More from the story:
Following Billy Springer’s statements to the senate committee, judges Hunley and Hunt stepped up to address legislation that they said was a recent surprise to them.

Hunley noted that Magistrate Robert Springer had been left behind in Sullivan County to handle all of the court cases scheduled for that day.

Hunley explained to the committee that he had served as prosecutor for the previous six years, and had served a total of 19 years in the county prosecutor’s office. He said that the addition of the Wabash Valley Correctional Facility to the county, with its 2,000-plus inmates, has added to the court caseload.

The county courts have handled three death penalty cases, all arising from prisoner-on-prisoner crimes, he said, and there have also been recent stabbings at the prison that will be charged through the prosecutor’s office.

Hurley said he has concerns that WVCF is the sixth largest correctional facility in the state, but a plan is now under consideration to expand the prison by 800 beds.
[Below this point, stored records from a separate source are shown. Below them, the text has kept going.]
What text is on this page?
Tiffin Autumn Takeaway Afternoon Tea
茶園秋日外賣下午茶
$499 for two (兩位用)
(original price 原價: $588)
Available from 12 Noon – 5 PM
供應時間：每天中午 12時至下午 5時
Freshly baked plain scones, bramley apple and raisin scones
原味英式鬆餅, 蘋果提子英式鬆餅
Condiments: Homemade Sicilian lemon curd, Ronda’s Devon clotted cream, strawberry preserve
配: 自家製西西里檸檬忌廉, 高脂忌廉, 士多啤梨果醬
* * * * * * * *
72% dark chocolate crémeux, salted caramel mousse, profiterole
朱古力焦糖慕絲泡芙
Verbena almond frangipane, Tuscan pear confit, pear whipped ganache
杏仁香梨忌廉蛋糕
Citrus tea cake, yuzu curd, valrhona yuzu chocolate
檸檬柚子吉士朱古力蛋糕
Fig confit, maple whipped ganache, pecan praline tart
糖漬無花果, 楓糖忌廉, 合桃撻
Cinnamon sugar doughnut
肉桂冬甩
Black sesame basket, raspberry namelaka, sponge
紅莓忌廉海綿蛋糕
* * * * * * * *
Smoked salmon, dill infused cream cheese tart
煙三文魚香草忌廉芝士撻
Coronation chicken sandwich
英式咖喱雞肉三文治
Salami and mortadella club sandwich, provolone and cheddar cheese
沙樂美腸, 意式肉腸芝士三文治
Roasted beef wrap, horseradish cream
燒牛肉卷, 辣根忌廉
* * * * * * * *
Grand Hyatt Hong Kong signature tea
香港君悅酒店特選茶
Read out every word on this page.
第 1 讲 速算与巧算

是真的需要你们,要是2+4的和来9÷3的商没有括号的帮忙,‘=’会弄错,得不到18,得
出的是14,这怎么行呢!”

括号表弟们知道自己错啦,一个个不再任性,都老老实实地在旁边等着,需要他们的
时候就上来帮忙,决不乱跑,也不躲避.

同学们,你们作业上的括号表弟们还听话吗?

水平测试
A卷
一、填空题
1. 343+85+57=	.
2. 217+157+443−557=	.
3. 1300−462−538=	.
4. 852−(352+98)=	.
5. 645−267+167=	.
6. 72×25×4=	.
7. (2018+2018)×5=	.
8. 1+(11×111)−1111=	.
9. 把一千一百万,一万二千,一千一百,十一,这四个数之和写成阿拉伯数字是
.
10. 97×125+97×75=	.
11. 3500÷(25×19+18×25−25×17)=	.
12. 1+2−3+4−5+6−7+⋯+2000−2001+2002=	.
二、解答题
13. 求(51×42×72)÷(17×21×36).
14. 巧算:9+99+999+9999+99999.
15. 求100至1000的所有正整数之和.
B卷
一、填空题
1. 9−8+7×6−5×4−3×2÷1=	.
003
That will mean more court filings and cases to prosecute.

“My position is that we do need it,” Hunley said of the magistrate position. He asked the committee to take time to study the caseload report and look at trends during the time the county has had a magistrate.

Judge Hunt also told the committee he has found that some cases that have been disposed were not properly recorded in the annual judicial report. That makes him feel that the caseload numbers may not have been reported correctly.

Sen. Steele questioned Hunt about the hours that Magistrate Springer works. Hunt responded that Springer works full time, Monday through Friday, in the courtroom on the second floor of the courthouse.

Steel said he has been “hearing from people” that Springer is not coming to work, and that “this guy takes long periods of time off, and he’s doing this just to pad his retirement.”

Hunt defended Springer, saying that the magistrate handles divorces and small claims cases for both courts.

“In the six weeks since I’ve taken office, I consult with him on a daily basis,” Hunt said of Springer.

Steele returned to the 1.71 caseload number for three judges, and said that two judges ought to be able to handle the caseload.

“You guys, if you’ll just buckle up to your caseload, you’ll be able to do what you need to do,” Steele said.

The senator said that other counties have need for more judicial officers, and the caseload statistics back up that need.

“What are we supposed to say to them?” Steele queried.

Hunley said that one area he plans to look into is an agreement with the Vigo County court system to check on a long-standing agreement that sends some Vigo County cases to Sullivan County to eliminate some of the backlog in Vigo County.

There is much more in the Trib-Star story. The ILB actually heard the entire Senate Judiciary committee discussion of the bill, Senate Bill 58. It took place Feb. 18th in Room 130. Here was the agenda. Note that SB was added to the agenda late.

You can watch the video of the Feb. 18th meeting by going to this page and then using the pull-down menu to select Feb. 18th. The discussion of SB 58 begins at about 00:24:30. (BTW, The bills were not discussed in the order set out in the agenda.)

Although Lisa Trigg's story covers a lot of what went on at the meeting, there is so much more to learn from the video.